Possible expansion of the four-team College Football Playoff has been a topic of conversation since the postseason format arrived in the 2014-15 season.
It is now finally becoming reality.
The CFP will expand to 12 teams beginning in the 2024-25 season. The four highest-ranked conference champions will receive first-round byes. The next two highest-ranked league champions and six at-large bids will then play in the first round with the higher seed hosting games on campus. Then come the quarterfinals followed by the semifinals and national title game, all at neutral sites.
So now we will have more playoff football at the college level. And more football is always better, right?
More relevant football is always better. And the expansion of the playoff is introducing the opposite and diminishing the value of the most important regular season in all of sports.
The reason why the college game is loved is because of the high stakes in the regular season. We’ve seen Super Bowl winners with five-plus regular-season losses, but how many college programs with similar winning percentages have won the national championship?
One loss in the college football regular season could end any playoff hopes for the remainder of the year. Just look at Texas A&M, who entered the season No. 6 in the AP Top 25 only to lose to Appalachian State in Week 2 and see its postseason aspirations crumble.
There are no mulligans at the college level. Every single regular-season game is crucial. There’s a reason why three of the teams in the current playoff ranking – No. 1 Georgia, No. 2 Michigan, and No. 3 TCU – are undefeated, while No. 4 USC has just one loss.
With the new format, however, it seems we’re allowing programs to still compete for a title even if the record isn’t up to title standards. If the season were to end today with the future 12-team format, two-loss Washington would make it. So would Utah and Kansas State, both currently 9-3.
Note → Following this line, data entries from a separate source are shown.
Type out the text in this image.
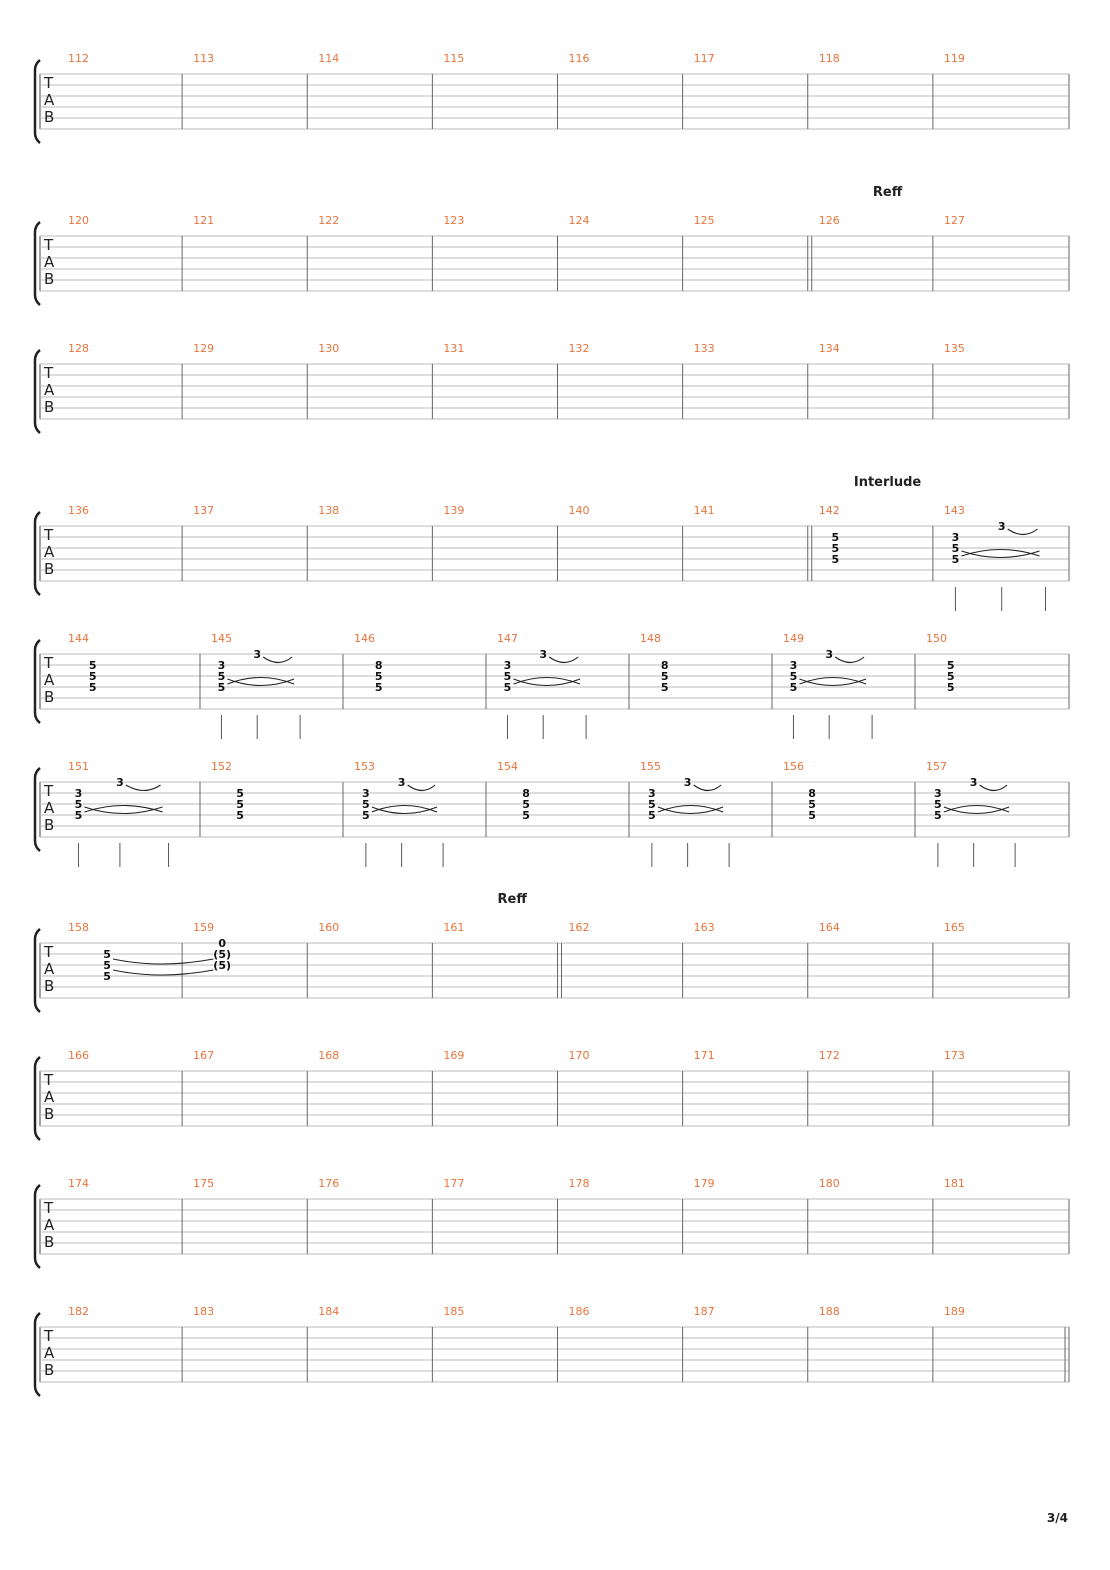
T
A
B
112	113	114	115	116	117	118	119
T
A
B
120	121	122	123	124	125	126	127
Reff
T
A
B
128	129	130	131	132	133	134	135
T
A
B
136	137	138	139	140	141	142	143
Interlude
5
5
5
3
5
5
3
T
A
B
144	145	146	147	148	149	150
5
5
5
3
5
5
3
8
5
5
3
5
5
3
8
5
5
3
5
5
3
5
5
5
T
A
B
151	152	153	154	155	156	157
3
5
5
3
5
5
5
3
5
5
3
8
5
5
3
5
5
3
8
5
5
3
5
5
3
T
A
B
158	159	160	161	162	163	164	165
Reff
5
5
5
0
(5)
(5)
T
A
B
166	167	168	169	170	171	172	173
T
A
B
174	175	176	177	178	179	180	181
T
A
B
182	183	184	185	186	187	188	189
3/4
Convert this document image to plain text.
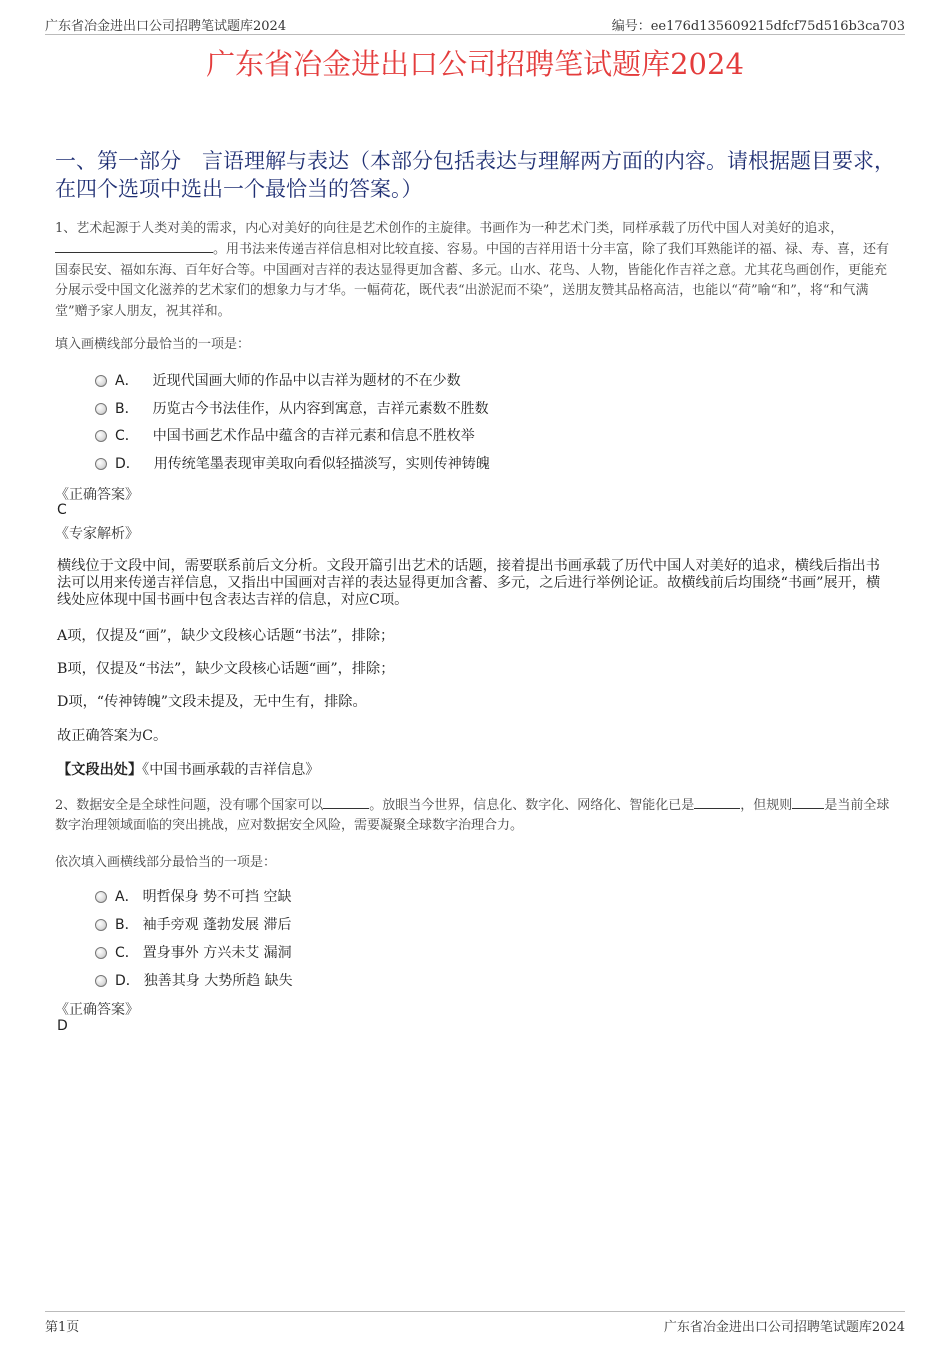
广东省冶金进出口公司招聘笔试题库2024	编号：ee176d135609215dfcf75d516b3ca703
广东省冶金进出口公司招聘笔试题库2024
一、第一部分　言语理解与表达（本部分包括表达与理解两方面的内容。请根据题目要求，在四个选项中选出一个最恰当的答案。）
1、艺术起源于人类对美的需求，内心对美好的向往是艺术创作的主旋律。书画作为一种艺术门类，同样承载了历代中国人对美好的追求，
。用书法来传递吉祥信息相对比较直接、容易。中国的吉祥用语十分丰富，除了我们耳熟能详的福、禄、寿、喜，还有国泰民安、福如东海、百年好合等。中国画对吉祥的表达显得更加含蓄、多元。山水、花鸟、人物，皆能化作吉祥之意。尤其花鸟画创作，更能充分展示受中国文化滋养的艺术家们的想象力与才华。一幅荷花，既代表“出淤泥而不染”，送朋友赞其品格高洁，也能以“荷”喻“和”，将“和气满堂”赠予家人朋友，祝其祥和。
填入画横线部分最恰当的一项是：
A． 近现代国画大师的作品中以吉祥为题材的不在少数
B． 历览古今书法佳作，从内容到寓意，吉祥元素数不胜数
C． 中国书画艺术作品中蕴含的吉祥元素和信息不胜枚举
D． 用传统笔墨表现审美取向看似轻描淡写，实则传神铸魄
《正确答案》
C
《专家解析》
横线位于文段中间，需要联系前后文分析。文段开篇引出艺术的话题，接着提出书画承载了历代中国人对美好的追求，横线后指出书法可以用来传递吉祥信息，又指出中国画对吉祥的表达显得更加含蓄、多元，之后进行举例论证。故横线前后均围绕“书画”展开，横线处应体现中国书画中包含表达吉祥的信息，对应C项。
A项，仅提及“画”，缺少文段核心话题“书法”，排除；
B项，仅提及“书法”，缺少文段核心话题“画”，排除；
D项，“传神铸魄”文段未提及，无中生有，排除。
故正确答案为C。
【文段出处】《中国书画承载的吉祥信息》
2、数据安全是全球性问题，没有哪个国家可以	。放眼当今世界，信息化、数字化、网络化、智能化已是	，但规则 是当前全球数字治理领域面临的突出挑战，应对数据安全风险，需要凝聚全球数字治理合力。
依次填入画横线部分最恰当的一项是：
A． 明哲保身 势不可挡 空缺
B． 袖手旁观 蓬勃发展 滞后
C． 置身事外 方兴未艾 漏洞
D． 独善其身 大势所趋 缺失
《正确答案》
D
第1页	广东省冶金进出口公司招聘笔试题库2024
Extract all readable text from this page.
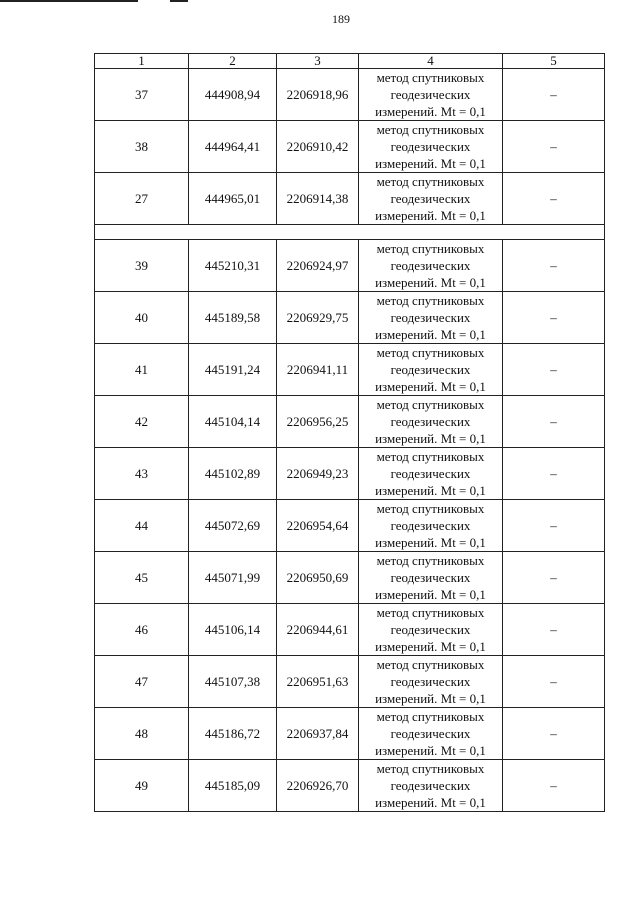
189
1	2	3	4	5
37	444908,94	2206918,96	метод спутниковых
геодезических
измерений. Mt = 0,1	–
38	444964,41	2206910,42	метод спутниковых
геодезических
измерений. Mt = 0,1	–
27	444965,01	2206914,38	метод спутниковых
геодезических
измерений. Mt = 0,1	–

39	445210,31	2206924,97	метод спутниковых
геодезических
измерений. Mt = 0,1	–
40	445189,58	2206929,75	метод спутниковых
геодезических
измерений. Mt = 0,1	–
41	445191,24	2206941,11	метод спутниковых
геодезических
измерений. Mt = 0,1	–
42	445104,14	2206956,25	метод спутниковых
геодезических
измерений. Mt = 0,1	–
43	445102,89	2206949,23	метод спутниковых
геодезических
измерений. Mt = 0,1	–
44	445072,69	2206954,64	метод спутниковых
геодезических
измерений. Mt = 0,1	–
45	445071,99	2206950,69	метод спутниковых
геодезических
измерений. Mt = 0,1	–
46	445106,14	2206944,61	метод спутниковых
геодезических
измерений. Mt = 0,1	–
47	445107,38	2206951,63	метод спутниковых
геодезических
измерений. Mt = 0,1	–
48	445186,72	2206937,84	метод спутниковых
геодезических
измерений. Mt = 0,1	–
49	445185,09	2206926,70	метод спутниковых
геодезических
измерений. Mt = 0,1	–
The competitiveness of the college football regular season is what drives the ratings. As we said, one loss can always ruin a season — the expansion of the College Football Playoff ruins that concept though. It allows for bad weeks; it allows for goose eggs, something the competitiveness of the college game has never tolerated.
So for those who think more football is better (as if the USFL is a major ratings driver or the AAF didn’t fold after eight weeks), rejoice. For those who want to see Group of Five programs get their chance (even after Cincinnati lost by three touchdowns to Alabama in last year’s playoff), rejoice.
But the bottom line is the expansion comes at a significant cost: the true competitiveness, importance, and value of the regular season. Which are the reasons why college football is so beloved in the first place.